Dear Valued Clients and Readers
It was reported in IRAS’ website (see GST Fraud) that a sole proprietor was sentenced to jail and fined for S$413k for committing GST fraud.
The facts provided by IRAS were as follows:
1. The taxpayer was a sole-proprietor of his business in 1996 whose principal activities are wholesale of parts and accessories for vehicles. The business was registered for GST in 1998 and the taxpayer was responsible for the GST compliance for his business.

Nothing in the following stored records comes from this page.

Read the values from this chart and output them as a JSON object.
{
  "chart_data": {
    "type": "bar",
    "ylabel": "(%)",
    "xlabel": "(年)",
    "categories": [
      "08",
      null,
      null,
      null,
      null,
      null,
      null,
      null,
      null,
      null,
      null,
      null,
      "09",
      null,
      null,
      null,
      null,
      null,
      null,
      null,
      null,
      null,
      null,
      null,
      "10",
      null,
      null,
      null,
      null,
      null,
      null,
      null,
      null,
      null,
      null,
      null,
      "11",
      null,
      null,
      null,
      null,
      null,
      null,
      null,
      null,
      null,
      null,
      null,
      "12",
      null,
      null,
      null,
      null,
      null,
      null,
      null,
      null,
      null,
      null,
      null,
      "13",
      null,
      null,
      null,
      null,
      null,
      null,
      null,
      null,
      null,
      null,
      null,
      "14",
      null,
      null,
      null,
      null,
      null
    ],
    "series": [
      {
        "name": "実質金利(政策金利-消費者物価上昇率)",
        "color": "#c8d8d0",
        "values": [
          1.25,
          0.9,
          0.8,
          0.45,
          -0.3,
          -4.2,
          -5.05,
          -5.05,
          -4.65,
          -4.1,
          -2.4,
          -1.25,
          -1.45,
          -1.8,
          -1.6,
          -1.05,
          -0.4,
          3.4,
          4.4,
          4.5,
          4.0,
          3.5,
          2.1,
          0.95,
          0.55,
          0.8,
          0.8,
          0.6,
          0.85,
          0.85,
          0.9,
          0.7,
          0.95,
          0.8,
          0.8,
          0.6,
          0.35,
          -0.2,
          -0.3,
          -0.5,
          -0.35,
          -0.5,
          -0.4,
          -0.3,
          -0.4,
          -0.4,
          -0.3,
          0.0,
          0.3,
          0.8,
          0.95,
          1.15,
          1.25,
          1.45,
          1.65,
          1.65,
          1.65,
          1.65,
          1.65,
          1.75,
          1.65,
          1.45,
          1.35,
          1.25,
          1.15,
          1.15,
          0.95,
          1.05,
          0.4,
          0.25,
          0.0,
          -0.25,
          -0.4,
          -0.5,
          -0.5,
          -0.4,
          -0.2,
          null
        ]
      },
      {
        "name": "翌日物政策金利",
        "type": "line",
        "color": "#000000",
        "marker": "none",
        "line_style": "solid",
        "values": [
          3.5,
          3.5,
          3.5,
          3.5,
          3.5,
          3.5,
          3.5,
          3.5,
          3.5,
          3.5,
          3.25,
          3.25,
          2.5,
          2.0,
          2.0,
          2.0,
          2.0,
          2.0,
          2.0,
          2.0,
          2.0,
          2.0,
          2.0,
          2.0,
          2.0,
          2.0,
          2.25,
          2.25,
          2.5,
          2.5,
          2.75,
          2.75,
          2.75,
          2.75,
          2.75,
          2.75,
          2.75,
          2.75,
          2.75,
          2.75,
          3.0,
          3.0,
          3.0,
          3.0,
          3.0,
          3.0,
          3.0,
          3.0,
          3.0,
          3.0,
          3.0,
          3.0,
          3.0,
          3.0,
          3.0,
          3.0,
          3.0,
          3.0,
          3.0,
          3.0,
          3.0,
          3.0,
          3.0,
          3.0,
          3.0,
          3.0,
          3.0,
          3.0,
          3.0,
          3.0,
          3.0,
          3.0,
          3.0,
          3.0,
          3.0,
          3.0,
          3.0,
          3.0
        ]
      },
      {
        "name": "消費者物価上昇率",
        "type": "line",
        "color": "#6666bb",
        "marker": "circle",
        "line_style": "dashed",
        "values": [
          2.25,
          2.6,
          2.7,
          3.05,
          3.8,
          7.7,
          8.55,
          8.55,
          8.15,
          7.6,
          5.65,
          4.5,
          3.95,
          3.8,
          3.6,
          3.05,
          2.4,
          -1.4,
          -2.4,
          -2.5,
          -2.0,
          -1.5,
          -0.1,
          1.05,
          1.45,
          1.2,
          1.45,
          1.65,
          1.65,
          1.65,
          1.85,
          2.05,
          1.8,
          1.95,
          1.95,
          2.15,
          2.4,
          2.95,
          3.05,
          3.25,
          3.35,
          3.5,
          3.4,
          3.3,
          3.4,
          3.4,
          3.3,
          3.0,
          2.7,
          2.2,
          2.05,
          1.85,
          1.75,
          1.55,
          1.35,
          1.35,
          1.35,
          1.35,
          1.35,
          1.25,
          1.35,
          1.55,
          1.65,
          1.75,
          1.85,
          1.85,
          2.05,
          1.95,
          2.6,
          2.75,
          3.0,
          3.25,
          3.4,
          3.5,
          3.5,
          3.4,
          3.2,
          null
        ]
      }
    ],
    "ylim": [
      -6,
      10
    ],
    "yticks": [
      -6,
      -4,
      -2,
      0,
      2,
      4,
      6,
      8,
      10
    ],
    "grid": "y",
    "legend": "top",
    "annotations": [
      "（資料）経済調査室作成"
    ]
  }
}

2. IRAS’ investigation revealed that the taxpayer had declared fictitious input tax claims in the relevant GST returns from September 2000 to September 2007 by adding transhipments goods of the business into the relevant GST returns under the value of taxable purposes although the fact was that no GST was incurred by the business. IRAS also found out that the taxpayer had burnt the physical copies of the records in order to impede IRAS’ investigations when he realized that IRAS requested records to assess the amount of tax undercharged.
3. Taxpayer finally admitted that he obtained fraudulent refunds from the Comptroller of GST due to greed. He pleaded guilty to 11 charges of creating false entries in the relevant GST returns to evade tax, and 3 charges for destruction of supporting documents. 18 charges of creating false entries were taken into consideration for sentencing. He faced a penalty of S$413K which is 3 times the amount of tax undercharged.
This case provided us with three important reminders for the purpose of GST compliance:
- There is no time limit for IRAS to initiate any recovery action for tax undercharged if fraud is committed on the part of the taxpayer.
- Input tax can only be claimed by businesses if they have incurred GST on purchases against their taxable supplies (including domestic sales and export sales) provided that the essential conditions for making claims can be satisfied.